Seven years in the planning, Derek Jarman's typically wayward biopic of the Italian late Renaissance chiaroscuro master Michelangelo da Caravaggio (1571-1610) was shot on a tiny budget, but such is the extraordinary visual charge generated by practically every image that one barely notices. Cunningly forestalling nit-picks about period accuracy by introducing deliberate anachronisms (a calculator here, a typewriter there), Jarman is more interested in creating an impressionistic fresco of the impassioned, often violent life of a man who was as deft with a knife as he was with a paintbrush. And while Jarman himself was a much gentler man, it's impossible to miss the parallels that he draws between his subject's life and the filmmaker's own career as an artistic and sexual outsider. Naturally, Caravaggio's bisexuality is explored in graphic detail, but so too is the painter's complex relationship with the Catholic Church: the thieves and prostitutes he consorted with ended up as models for the most sublime religious iconography. The film is at its most enthralling when it shows Caravaggio's canvases being brought painstakingly to fruition: as a depiction of the agony and ecstasy of artistic creation it leaves Charlton Heston's Michelangelo standing. An unexpectedly starry cast by Jarman standards includes Nigel Terry as Caravaggio (with Dexter Fletcher as his younger self), Tilda Swinton as his muse Lena, and Michael Gough and Robbie Coltrane as corrupt cardinals. But a young, then unknown Sean Bean almost steals the film as Lena's and later Caravaggio's lover Ranuccio, the bare-chested bare-knuckle boxer turned assassin in 'The Martyrdom of St Matthew'.

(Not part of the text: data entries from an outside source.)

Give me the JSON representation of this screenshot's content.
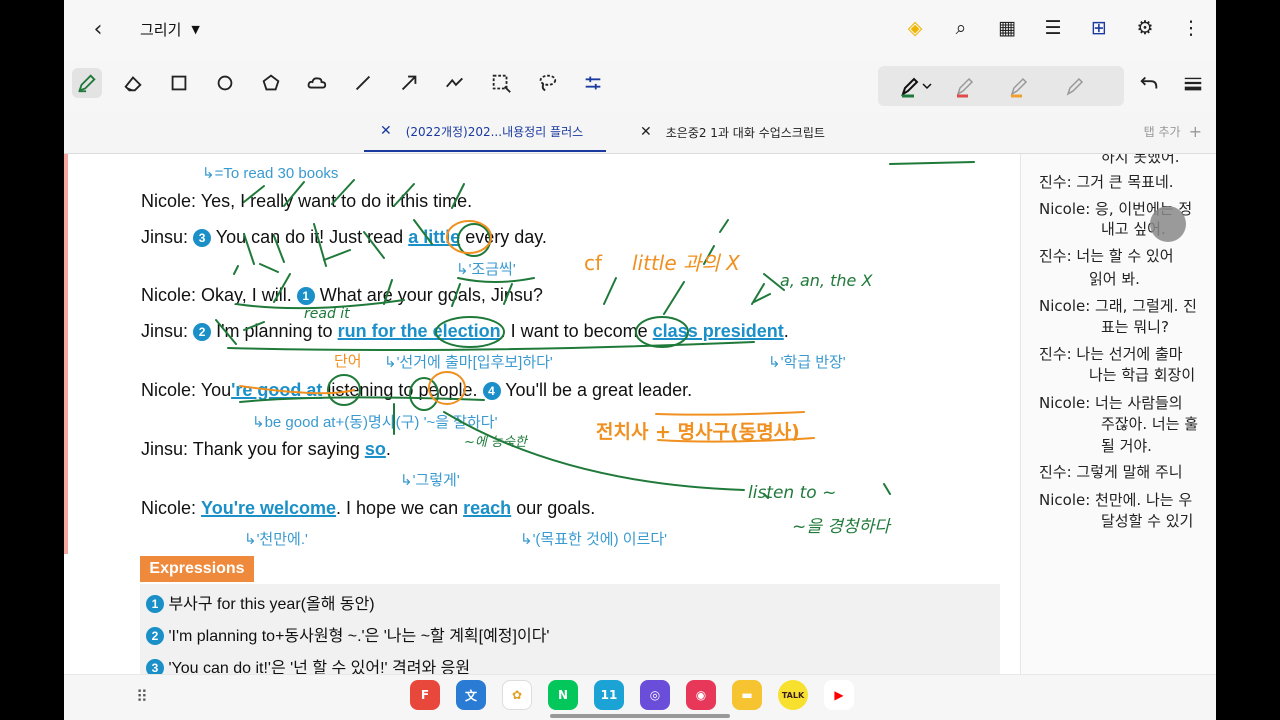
{
  "topbar": {
    "mode_label": "그리기",
    "icons": [
      "premium-diamond-icon",
      "search-icon",
      "grid-icon",
      "list-icon",
      "page-layout-icon",
      "doc-settings-icon",
      "more-icon"
    ]
  },
  "toolbar": {
    "tools": [
      "pen-icon",
      "eraser-icon",
      "rectangle-icon",
      "circle-icon",
      "pentagon-icon",
      "cloud-icon",
      "line-icon",
      "arrow-icon",
      "curve-icon",
      "select-icon",
      "lasso-icon",
      "settings-sliders-icon"
    ],
    "pen_colors": [
      "#1f7a3a",
      "#e04a4a",
      "#f0a030",
      "#b0b0b0"
    ]
  },
  "tabs": {
    "items": [
      {
        "label": "(2022개정)202...내용정리 플러스",
        "active": true
      },
      {
        "label": "초은중2 1과 대화 수업스크립트",
        "active": false
      }
    ],
    "add_label": "탭 추가"
  },
  "doc": {
    "top_note": "↳=To read 30 books",
    "lines": [
      {
        "speaker": "Nicole:",
        "text": "Yes, I really want to do it this time."
      },
      {
        "speaker": "Jinsu:",
        "num": "3",
        "pre": "You can do it! Just read ",
        "hl": "a little",
        "post": " every day."
      },
      {
        "speaker": "Nicole:",
        "pre": "Okay, I will. ",
        "num": "1",
        "post": " What are your goals, Jinsu?"
      },
      {
        "speaker": "Jinsu:",
        "num": "2",
        "pre": "I'm planning to ",
        "hl1": "run for the election",
        "mid": ". I want to become ",
        "hl2": "class president",
        "post": "."
      },
      {
        "speaker": "Nicole:",
        "pre": "You",
        "hl1": "'re good at",
        "mid": " listening to people. ",
        "num": "4",
        "post": " You'll be a great leader."
      },
      {
        "speaker": "Jinsu:",
        "pre": "Thank you for saying ",
        "hl": "so",
        "post": "."
      },
      {
        "speaker": "Nicole:",
        "hl1": "You're welcome",
        "mid": ". I hope we can ",
        "hl2": "reach",
        "post": " our goals."
      }
    ],
    "notes": {
      "a_little": "↳'조금씩'",
      "election": "↳'선거에 출마[입후보]하다'",
      "president": "↳'학급 반장'",
      "good_at": "↳be good at+(동)명사(구) '~을 잘하다'",
      "so": "↳'그렇게'",
      "welcome": "↳'천만에.'",
      "reach": "↳'(목표한 것에) 이르다'"
    },
    "expressions_title": "Expressions",
    "expressions": [
      {
        "num": "1",
        "text": "부사구 for this year(올해 동안)"
      },
      {
        "num": "2",
        "text": "'I'm planning to+동사원형 ~.'은 '나는 ~할 계획[예정]이다'"
      },
      {
        "num": "3",
        "text": "'You can do it!'은 '넌 할 수 있어!' 격려와 응원"
      }
    ]
  },
  "handwriting": {
    "cf": "cf",
    "little": "little 과의 X",
    "an_the": "a, an, the X",
    "read_it": "read it",
    "danun": "단어",
    "jeonchisa": "전치사 + 명사구(동명사)",
    "listen_to": "listen to ~",
    "gyeongcheong": "~을 경청하다",
    "eo_deungsa": "~에 능숙한"
  },
  "right_page": {
    "lines": [
      "하지 못했어.",
      "진수: 그거 큰 목표네.",
      "Nicole: 응, 이번에는 정",
      "내고 싶어.",
      "진수: 너는 할 수 있어",
      "읽어 봐.",
      "Nicole: 그래, 그럴게. 진",
      "표는 뭐니?",
      "진수: 나는 선거에 출마",
      "나는 학급 회장이",
      "Nicole: 너는 사람들의",
      "주잖아. 너는 훌",
      "될 거야.",
      "진수: 그렇게 말해 주니",
      "Nicole: 천만에. 나는 우",
      "달성할 수 있기"
    ]
  },
  "navbar": {
    "apps": [
      {
        "name": "flexcil-app-icon",
        "color": "#e8483c",
        "glyph": "F"
      },
      {
        "name": "translate-app-icon",
        "color": "#2a7bd4",
        "glyph": "文"
      },
      {
        "name": "photos-app-icon",
        "color": "#ffffff",
        "glyph": "✿"
      },
      {
        "name": "naver-app-icon",
        "color": "#03c75a",
        "glyph": "N"
      },
      {
        "name": "calendar-app-icon",
        "color": "#1ba3d6",
        "glyph": "11"
      },
      {
        "name": "browser-app-icon",
        "color": "#6a4dd8",
        "glyph": "◎"
      },
      {
        "name": "camera-app-icon",
        "color": "#e8385a",
        "glyph": "◉"
      },
      {
        "name": "files-app-icon",
        "color": "#f6c431",
        "glyph": "▬"
      },
      {
        "name": "kakaotalk-app-icon",
        "color": "#f7e12e",
        "glyph": "TALK"
      },
      {
        "name": "youtube-app-icon",
        "color": "#ffffff",
        "glyph": "▶"
      }
    ]
  }
}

Since the film was produced by the BFI, its DVD label has no excuse for not offering a pristine anamorphic transfer and throwing in a ton of extras. Happily, it delivers on all fronts: a technical but fascinating commentary by cinematographer Gabriel Beristain is accompanied by video interviews with Terry, Swinton and designer Christopher Hobbs, as well as two archive interviews with Jarman himself (one video, one audio). Multiple galleries include everything from Jarman's own production diary to designs and storyboards and stills from the final film.
One of Jarman's most accessible works, Caravaggio is a ravishingly shot depiction of the painter's life as he reminisces in his jail cell. The look of Caravaggio's work is beautifully captured, whilst the acting and direction are nothing short of superb.